Wednesday, December 1, 2010

Miliband accuses PM of complacency

Miliband accuses PM of complacency: "

Labour leader attacks PM over OBR predictions about unemployment but Cameron claims UK is experiencing 'one of the fastest recoveries in Europe'

David Cameron insisted today that Britain was seeing 'one of the fastest recoveries in Europe' as he rejected Ed Miliband's claim that he was guilty of complacency over the economy.

The prime minister and the Labour leader traded insults as they argued over the forecasts outlined by the Office for Budget Responsibility (OBR) on Monday.

Miliband pointed to figures in fiscal watchdog's autumn forecast that predicted a rise in unemployment next year and a 'sluggish' recovery. He said Cameron was 'complacent about the recovery' and 'complacent about the people who will lose their jobs'.

'What you need to explain is: unemployment will fall next year in the USA, it will fall in Germany, it will fall in other major industrial countries but it will rise in the United Kingdom. Why is that the case?' asked Miliband.

Cameron fired back that Miliband was talking down the economy despite good news from the OBR.

Miliband cited the decision to increase VAT from January and cut public spending by £20bn. 'That's why the OBR says that we will have the weakest recovery from recession for 40 years,' he said.

In a sideswipe at the Tory leadership, he seized on information revealed in the leaked US cables that show that William Hague, then shadow foreign secretary, told the deputy at the US embassy in early 2008 that Cameron, George Osborne and himself were all 'children of Thatcher'.

Miliband told MPs: 'It's no wonder that today we learn the foreign secretary describes this gang as the children of Thatcher; it's just like the 1980s: out of touch with ordinary people up and down the country.'

Cameron said that his mother could testify that this was not 'literally true', before adding: 'I'd rather be the child of Thatcher than the son of Brown.'

Cameron said the OBR's report found that unemployment this year would be lower than previously forecast, but had not altered its forecast for unemployment next year (a rate of 8%) and showed a predicted rise in employment 'all the way through the forecast period'.

'We inherited an 8% rate of unemployment and what the OBR says is it will be 6% by the end of the parliament,' he said.

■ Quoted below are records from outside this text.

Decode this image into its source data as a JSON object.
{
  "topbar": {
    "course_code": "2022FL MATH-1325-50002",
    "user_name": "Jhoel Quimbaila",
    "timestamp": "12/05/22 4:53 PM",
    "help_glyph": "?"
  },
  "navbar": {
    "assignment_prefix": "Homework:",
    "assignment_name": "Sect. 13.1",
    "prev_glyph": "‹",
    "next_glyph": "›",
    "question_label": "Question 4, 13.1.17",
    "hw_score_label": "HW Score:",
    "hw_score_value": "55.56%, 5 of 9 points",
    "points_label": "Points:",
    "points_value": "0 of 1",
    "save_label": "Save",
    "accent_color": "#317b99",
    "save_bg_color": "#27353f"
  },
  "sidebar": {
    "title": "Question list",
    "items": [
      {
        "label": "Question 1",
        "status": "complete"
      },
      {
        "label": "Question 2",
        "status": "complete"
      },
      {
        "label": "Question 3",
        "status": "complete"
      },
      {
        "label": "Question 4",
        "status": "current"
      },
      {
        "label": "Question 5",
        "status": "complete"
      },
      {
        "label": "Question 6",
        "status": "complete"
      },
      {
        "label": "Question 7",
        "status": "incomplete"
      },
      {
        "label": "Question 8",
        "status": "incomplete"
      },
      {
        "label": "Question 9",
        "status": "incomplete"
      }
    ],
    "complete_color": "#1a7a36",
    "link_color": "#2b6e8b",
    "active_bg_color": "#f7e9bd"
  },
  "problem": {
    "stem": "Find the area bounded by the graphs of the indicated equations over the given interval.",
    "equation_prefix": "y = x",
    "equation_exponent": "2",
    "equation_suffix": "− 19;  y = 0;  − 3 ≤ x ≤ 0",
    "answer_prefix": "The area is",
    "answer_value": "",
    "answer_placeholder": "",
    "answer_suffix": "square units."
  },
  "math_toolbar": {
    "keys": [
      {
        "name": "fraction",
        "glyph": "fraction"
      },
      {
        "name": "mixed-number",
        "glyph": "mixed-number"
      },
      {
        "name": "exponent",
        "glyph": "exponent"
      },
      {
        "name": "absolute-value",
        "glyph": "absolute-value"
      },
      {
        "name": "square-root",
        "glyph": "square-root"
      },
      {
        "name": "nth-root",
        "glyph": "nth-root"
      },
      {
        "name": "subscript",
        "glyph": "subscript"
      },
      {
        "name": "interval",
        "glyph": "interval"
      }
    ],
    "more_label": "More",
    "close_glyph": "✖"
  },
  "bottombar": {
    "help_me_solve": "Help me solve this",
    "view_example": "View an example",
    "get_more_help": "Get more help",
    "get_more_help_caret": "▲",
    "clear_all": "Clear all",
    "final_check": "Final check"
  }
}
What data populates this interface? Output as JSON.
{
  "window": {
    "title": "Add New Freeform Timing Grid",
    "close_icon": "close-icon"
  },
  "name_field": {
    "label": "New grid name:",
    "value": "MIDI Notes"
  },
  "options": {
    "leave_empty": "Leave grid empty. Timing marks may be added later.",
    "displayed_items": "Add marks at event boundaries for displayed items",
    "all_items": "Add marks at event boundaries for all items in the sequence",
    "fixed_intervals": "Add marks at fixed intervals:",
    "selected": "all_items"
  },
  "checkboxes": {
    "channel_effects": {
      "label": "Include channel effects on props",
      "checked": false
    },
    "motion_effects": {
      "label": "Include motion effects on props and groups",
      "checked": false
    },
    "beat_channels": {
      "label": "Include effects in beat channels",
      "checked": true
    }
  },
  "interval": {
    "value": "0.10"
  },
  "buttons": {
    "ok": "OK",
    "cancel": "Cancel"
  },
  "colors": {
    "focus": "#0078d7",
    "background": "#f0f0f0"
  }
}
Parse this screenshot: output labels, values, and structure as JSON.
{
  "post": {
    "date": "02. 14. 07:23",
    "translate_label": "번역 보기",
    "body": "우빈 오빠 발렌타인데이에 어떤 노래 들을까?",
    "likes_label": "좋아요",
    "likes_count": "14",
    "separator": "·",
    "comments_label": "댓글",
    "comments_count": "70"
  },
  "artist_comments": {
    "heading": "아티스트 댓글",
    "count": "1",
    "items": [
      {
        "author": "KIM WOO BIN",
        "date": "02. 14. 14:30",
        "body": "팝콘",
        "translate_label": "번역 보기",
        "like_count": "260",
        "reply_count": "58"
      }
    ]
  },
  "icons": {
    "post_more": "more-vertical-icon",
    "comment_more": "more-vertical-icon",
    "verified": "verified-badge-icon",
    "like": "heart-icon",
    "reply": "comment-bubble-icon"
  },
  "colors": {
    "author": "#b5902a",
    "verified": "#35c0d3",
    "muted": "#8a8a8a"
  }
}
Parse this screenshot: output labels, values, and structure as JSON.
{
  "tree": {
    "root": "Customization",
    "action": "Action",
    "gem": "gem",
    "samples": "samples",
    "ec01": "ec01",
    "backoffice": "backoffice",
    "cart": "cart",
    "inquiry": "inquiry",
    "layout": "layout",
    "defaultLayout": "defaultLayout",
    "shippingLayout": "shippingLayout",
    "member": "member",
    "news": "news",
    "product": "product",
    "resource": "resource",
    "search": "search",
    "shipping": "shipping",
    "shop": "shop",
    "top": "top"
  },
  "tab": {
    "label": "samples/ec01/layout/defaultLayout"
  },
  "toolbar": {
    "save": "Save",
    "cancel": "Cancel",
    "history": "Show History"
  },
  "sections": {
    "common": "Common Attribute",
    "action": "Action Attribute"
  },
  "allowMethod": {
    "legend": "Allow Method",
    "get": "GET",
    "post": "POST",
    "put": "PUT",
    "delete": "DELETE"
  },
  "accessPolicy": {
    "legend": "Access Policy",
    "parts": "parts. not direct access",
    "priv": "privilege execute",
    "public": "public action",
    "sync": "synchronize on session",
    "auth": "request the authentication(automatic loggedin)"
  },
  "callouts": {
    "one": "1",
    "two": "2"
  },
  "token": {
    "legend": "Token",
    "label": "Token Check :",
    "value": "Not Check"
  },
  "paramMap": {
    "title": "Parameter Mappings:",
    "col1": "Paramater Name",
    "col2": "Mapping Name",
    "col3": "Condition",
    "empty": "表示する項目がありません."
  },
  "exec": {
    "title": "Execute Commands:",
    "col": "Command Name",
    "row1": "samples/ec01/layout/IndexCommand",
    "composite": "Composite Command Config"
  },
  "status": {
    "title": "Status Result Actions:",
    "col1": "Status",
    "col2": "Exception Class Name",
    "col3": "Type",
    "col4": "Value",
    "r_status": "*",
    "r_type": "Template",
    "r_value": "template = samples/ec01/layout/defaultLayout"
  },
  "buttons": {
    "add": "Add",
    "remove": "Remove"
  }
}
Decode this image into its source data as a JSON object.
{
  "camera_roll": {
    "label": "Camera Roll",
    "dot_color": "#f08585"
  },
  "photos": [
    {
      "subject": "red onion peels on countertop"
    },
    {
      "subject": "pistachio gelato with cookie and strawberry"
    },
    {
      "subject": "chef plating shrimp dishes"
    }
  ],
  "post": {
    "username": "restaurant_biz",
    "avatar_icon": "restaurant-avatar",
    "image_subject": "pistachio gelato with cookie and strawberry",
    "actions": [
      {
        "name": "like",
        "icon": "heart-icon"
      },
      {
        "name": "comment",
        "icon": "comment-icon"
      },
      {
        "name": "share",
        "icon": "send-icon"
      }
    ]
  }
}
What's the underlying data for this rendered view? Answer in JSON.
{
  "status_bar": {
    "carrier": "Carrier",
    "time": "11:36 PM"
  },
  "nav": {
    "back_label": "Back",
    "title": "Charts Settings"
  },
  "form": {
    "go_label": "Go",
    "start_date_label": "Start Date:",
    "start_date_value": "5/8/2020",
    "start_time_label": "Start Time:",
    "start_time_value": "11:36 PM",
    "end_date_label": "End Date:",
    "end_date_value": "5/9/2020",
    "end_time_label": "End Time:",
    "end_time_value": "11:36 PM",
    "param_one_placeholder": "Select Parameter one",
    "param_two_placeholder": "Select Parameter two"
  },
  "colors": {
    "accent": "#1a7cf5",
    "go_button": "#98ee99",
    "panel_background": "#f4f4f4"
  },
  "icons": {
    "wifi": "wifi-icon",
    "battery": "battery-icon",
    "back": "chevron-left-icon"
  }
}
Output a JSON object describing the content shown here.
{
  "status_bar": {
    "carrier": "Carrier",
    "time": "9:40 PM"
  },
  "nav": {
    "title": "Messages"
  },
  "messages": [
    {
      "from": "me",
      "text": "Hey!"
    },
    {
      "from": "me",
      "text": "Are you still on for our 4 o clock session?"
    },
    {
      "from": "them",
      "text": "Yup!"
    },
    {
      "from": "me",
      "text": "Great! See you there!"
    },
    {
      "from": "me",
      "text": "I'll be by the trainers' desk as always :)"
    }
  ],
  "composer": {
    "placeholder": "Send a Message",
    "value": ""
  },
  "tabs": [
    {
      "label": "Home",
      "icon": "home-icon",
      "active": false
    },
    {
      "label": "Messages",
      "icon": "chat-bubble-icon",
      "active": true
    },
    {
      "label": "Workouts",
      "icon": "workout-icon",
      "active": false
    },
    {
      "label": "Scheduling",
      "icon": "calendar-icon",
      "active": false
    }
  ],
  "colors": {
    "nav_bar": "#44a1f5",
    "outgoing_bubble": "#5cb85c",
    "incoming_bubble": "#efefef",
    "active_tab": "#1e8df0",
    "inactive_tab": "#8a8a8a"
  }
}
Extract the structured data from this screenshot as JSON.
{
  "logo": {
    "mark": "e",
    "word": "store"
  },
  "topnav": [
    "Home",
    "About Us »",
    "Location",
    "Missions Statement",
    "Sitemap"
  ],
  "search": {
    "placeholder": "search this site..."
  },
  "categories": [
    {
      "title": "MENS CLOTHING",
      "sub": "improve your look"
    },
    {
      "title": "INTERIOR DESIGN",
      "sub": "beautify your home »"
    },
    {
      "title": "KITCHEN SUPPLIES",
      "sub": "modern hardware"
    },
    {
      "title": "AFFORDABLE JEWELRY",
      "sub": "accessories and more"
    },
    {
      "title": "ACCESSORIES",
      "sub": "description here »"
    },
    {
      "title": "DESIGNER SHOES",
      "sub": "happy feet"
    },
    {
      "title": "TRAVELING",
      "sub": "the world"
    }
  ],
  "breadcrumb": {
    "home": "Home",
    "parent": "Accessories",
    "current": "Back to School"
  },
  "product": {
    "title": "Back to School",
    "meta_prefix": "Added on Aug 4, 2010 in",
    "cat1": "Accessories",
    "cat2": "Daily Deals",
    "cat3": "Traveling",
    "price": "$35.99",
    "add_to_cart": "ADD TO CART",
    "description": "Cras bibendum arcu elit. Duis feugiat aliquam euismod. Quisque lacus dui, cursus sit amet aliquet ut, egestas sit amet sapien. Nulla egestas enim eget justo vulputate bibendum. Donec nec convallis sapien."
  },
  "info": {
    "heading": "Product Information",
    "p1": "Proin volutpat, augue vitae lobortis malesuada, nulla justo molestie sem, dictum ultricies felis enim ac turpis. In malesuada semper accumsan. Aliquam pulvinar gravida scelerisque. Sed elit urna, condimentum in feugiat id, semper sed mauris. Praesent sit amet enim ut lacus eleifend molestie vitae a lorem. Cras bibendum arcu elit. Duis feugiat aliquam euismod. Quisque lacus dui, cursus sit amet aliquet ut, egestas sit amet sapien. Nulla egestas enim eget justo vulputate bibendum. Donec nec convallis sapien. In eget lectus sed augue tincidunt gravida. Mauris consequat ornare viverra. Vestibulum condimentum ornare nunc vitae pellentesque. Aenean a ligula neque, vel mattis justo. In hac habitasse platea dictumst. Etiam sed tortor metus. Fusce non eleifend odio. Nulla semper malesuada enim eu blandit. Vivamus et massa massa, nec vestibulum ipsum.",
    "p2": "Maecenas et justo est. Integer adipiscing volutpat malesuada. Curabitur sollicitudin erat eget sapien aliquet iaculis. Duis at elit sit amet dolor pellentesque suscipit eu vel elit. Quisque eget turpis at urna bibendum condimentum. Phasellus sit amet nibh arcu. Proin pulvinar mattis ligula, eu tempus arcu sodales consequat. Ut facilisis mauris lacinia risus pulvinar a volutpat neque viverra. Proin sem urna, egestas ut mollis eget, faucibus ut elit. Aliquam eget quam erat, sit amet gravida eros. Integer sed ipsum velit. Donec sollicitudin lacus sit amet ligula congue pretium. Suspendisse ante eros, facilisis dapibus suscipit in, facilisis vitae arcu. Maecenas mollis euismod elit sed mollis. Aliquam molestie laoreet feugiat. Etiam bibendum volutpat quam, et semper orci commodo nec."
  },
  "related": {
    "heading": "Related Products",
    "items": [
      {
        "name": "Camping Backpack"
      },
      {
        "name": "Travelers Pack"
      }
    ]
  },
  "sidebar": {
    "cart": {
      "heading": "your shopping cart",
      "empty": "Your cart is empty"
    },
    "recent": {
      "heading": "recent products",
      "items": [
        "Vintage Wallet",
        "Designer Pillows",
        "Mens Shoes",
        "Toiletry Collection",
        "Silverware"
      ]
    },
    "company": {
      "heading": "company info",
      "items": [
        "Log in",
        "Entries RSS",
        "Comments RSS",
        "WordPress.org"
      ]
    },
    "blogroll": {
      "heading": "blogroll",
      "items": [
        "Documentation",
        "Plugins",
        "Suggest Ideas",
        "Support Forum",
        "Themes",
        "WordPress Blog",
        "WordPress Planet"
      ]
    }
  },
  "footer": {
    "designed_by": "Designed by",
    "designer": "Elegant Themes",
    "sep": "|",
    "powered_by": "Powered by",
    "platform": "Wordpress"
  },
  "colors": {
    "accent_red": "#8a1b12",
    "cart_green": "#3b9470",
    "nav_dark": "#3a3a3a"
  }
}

What the OBR report showed 'above all' was that the government's policy of trying to cut the deficit and promote growth at the same time was working, said Cameron.

'I know that you are determined to talk the economy down,' he told Miliband. 'Even you are going to find difficulty in finding in the OBR's report depressing statistics because, generally speaking, what they reported was good news for the UK economy.'

Cameron added that if the Tories had followed Labour's advice since the election 'we would be linked with Portugal, with Ireland ... We wouldn't be standing here today discussing how we are going to get growth to go faster, how we are going to get unemployment to be lower; we would be sitting around discussing how we are going to rescue and bail out Britain.

'This is one of the fastest recoveries in Europe and the point is that if we were following his advice we would not be discussing recovery, we would be discussing meltdown.'

In a nod to the party policy review launched by Miliband over the weekend, Cameron accused the Labour leader of having a 'blank sheet' about the future and told him people were asking when Miliband, who has been party leader since September, was going to start his job.

'He can have a blank sheet about the future, but he can't have a blank sheet of paper about the past. We know we were left a record budget deficit, we remember no more boom and bust, we remember all the things he was responsible for,' Cameron said."